Earthworms are less effective because they tend to compost horizontally, at the soil level where the fresh medium meets the old, operating in a very thin layer. You can find commercially raised composting worms online, or you may be able to find them from local worm farmers. If you have trouble finding the worms, it’s possible to collect and raise worms that are native to your area. Although they may not be as efficient as red wigglers, it’s better than not having any worms at all.

Although spent mushroom substrate or mycelium- colonized cardboard is a superfood for worms, there is a missing component that is critical for worm health and for your composting success. Worms need fine sand or grit to process the food they eat, grinding it up in their gizzard much as birds do. A small amount of your native soil mixed in with the substrate or cardboard will improve the health of the worms and thereby the speed the rate at which they produce castings.

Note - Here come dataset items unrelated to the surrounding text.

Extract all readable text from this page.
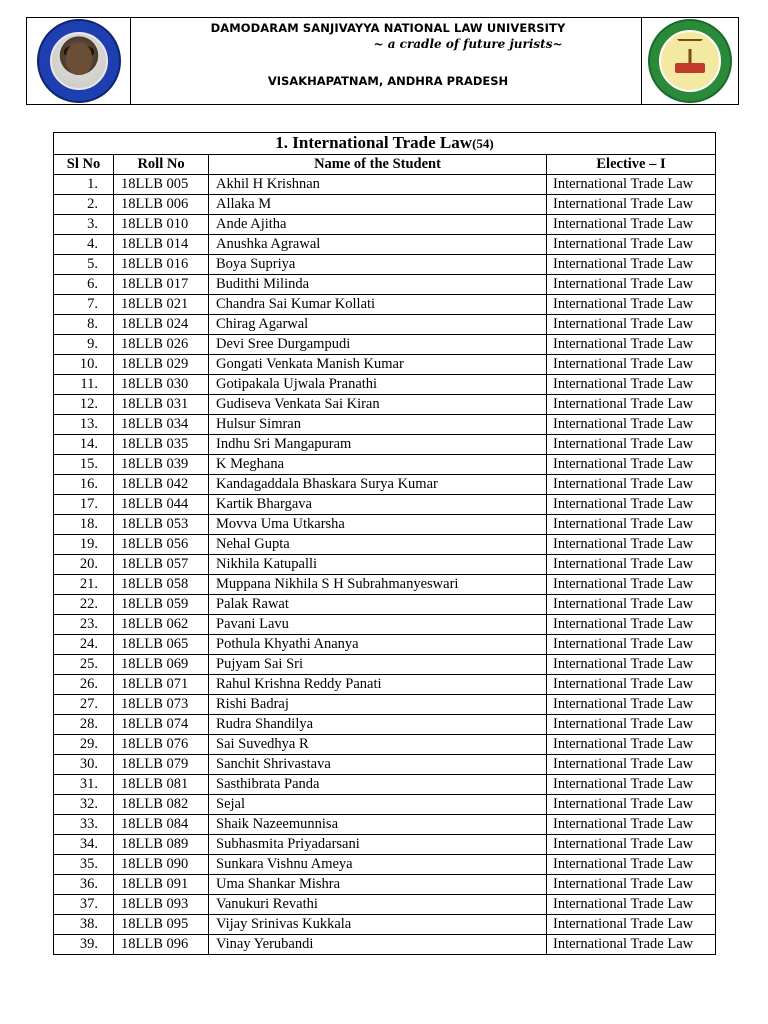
DAMODARAM SANJIVAYYA NATIONAL LAW UNIVERSITY
~ a cradle of future jurists~
VISAKHAPATNAM, ANDHRA PRADESH
1. International Trade Law(54)			
Sl No	Roll No	Name of the Student	Elective – I
1.	18LLB 005	Akhil H Krishnan	International Trade Law
2.	18LLB 006	Allaka M	International Trade Law
3.	18LLB 010	Ande Ajitha	International Trade Law
4.	18LLB 014	Anushka Agrawal	International Trade Law
5.	18LLB 016	Boya Supriya	International Trade Law
6.	18LLB 017	Budithi Milinda	International Trade Law
7.	18LLB 021	Chandra Sai Kumar Kollati	International Trade Law
8.	18LLB 024	Chirag Agarwal	International Trade Law
9.	18LLB 026	Devi Sree Durgampudi	International Trade Law
10.	18LLB 029	Gongati Venkata Manish Kumar	International Trade Law
11.	18LLB 030	Gotipakala Ujwala Pranathi	International Trade Law
12.	18LLB 031	Gudiseva Venkata Sai Kiran	International Trade Law
13.	18LLB 034	Hulsur Simran	International Trade Law
14.	18LLB 035	Indhu Sri Mangapuram	International Trade Law
15.	18LLB 039	K Meghana	International Trade Law
16.	18LLB 042	Kandagaddala Bhaskara Surya Kumar	International Trade Law
17.	18LLB 044	Kartik Bhargava	International Trade Law
18.	18LLB 053	Movva Uma Utkarsha	International Trade Law
19.	18LLB 056	Nehal Gupta	International Trade Law
20.	18LLB 057	Nikhila Katupalli	International Trade Law
21.	18LLB 058	Muppana Nikhila S H Subrahmanyeswari	International Trade Law
22.	18LLB 059	Palak Rawat	International Trade Law
23.	18LLB 062	Pavani Lavu	International Trade Law
24.	18LLB 065	Pothula Khyathi Ananya	International Trade Law
25.	18LLB 069	Pujyam Sai Sri	International Trade Law
26.	18LLB 071	Rahul Krishna Reddy Panati	International Trade Law
27.	18LLB 073	Rishi Badraj	International Trade Law
28.	18LLB 074	Rudra Shandilya	International Trade Law
29.	18LLB 076	Sai Suvedhya R	International Trade Law
30.	18LLB 079	Sanchit Shrivastava	International Trade Law
31.	18LLB 081	Sasthibrata Panda	International Trade Law
32.	18LLB 082	Sejal	International Trade Law
33.	18LLB 084	Shaik Nazeemunnisa	International Trade Law
34.	18LLB 089	Subhasmita Priyadarsani	International Trade Law
35.	18LLB 090	Sunkara Vishnu Ameya	International Trade Law
36.	18LLB 091	Uma Shankar Mishra	International Trade Law
37.	18LLB 093	Vanukuri Revathi	International Trade Law
38.	18LLB 095	Vijay Srinivas Kukkala	International Trade Law
39.	18LLB 096	Vinay Yerubandi	International Trade Law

Using your native soil can also supply a dose of beneficial microbes that the worms’ gut bacteria need, giving your worm castings rich, beneficial properties. Worm castings are loaded with beneficial microbes that perform essential functions for plants. A seedling selects the beneficial bacteria it needs, and those bacteria form a symbiotic biofilm on the plant’s developing root system.

The plant responds by cultivating the bacteria, allowing them to multiply and spread with the growing root system for the en- tire life of the plant. Using native soil for your worm composting additive ensures that the many symbiotic nuances are preserved and perpetuated throughout your operation.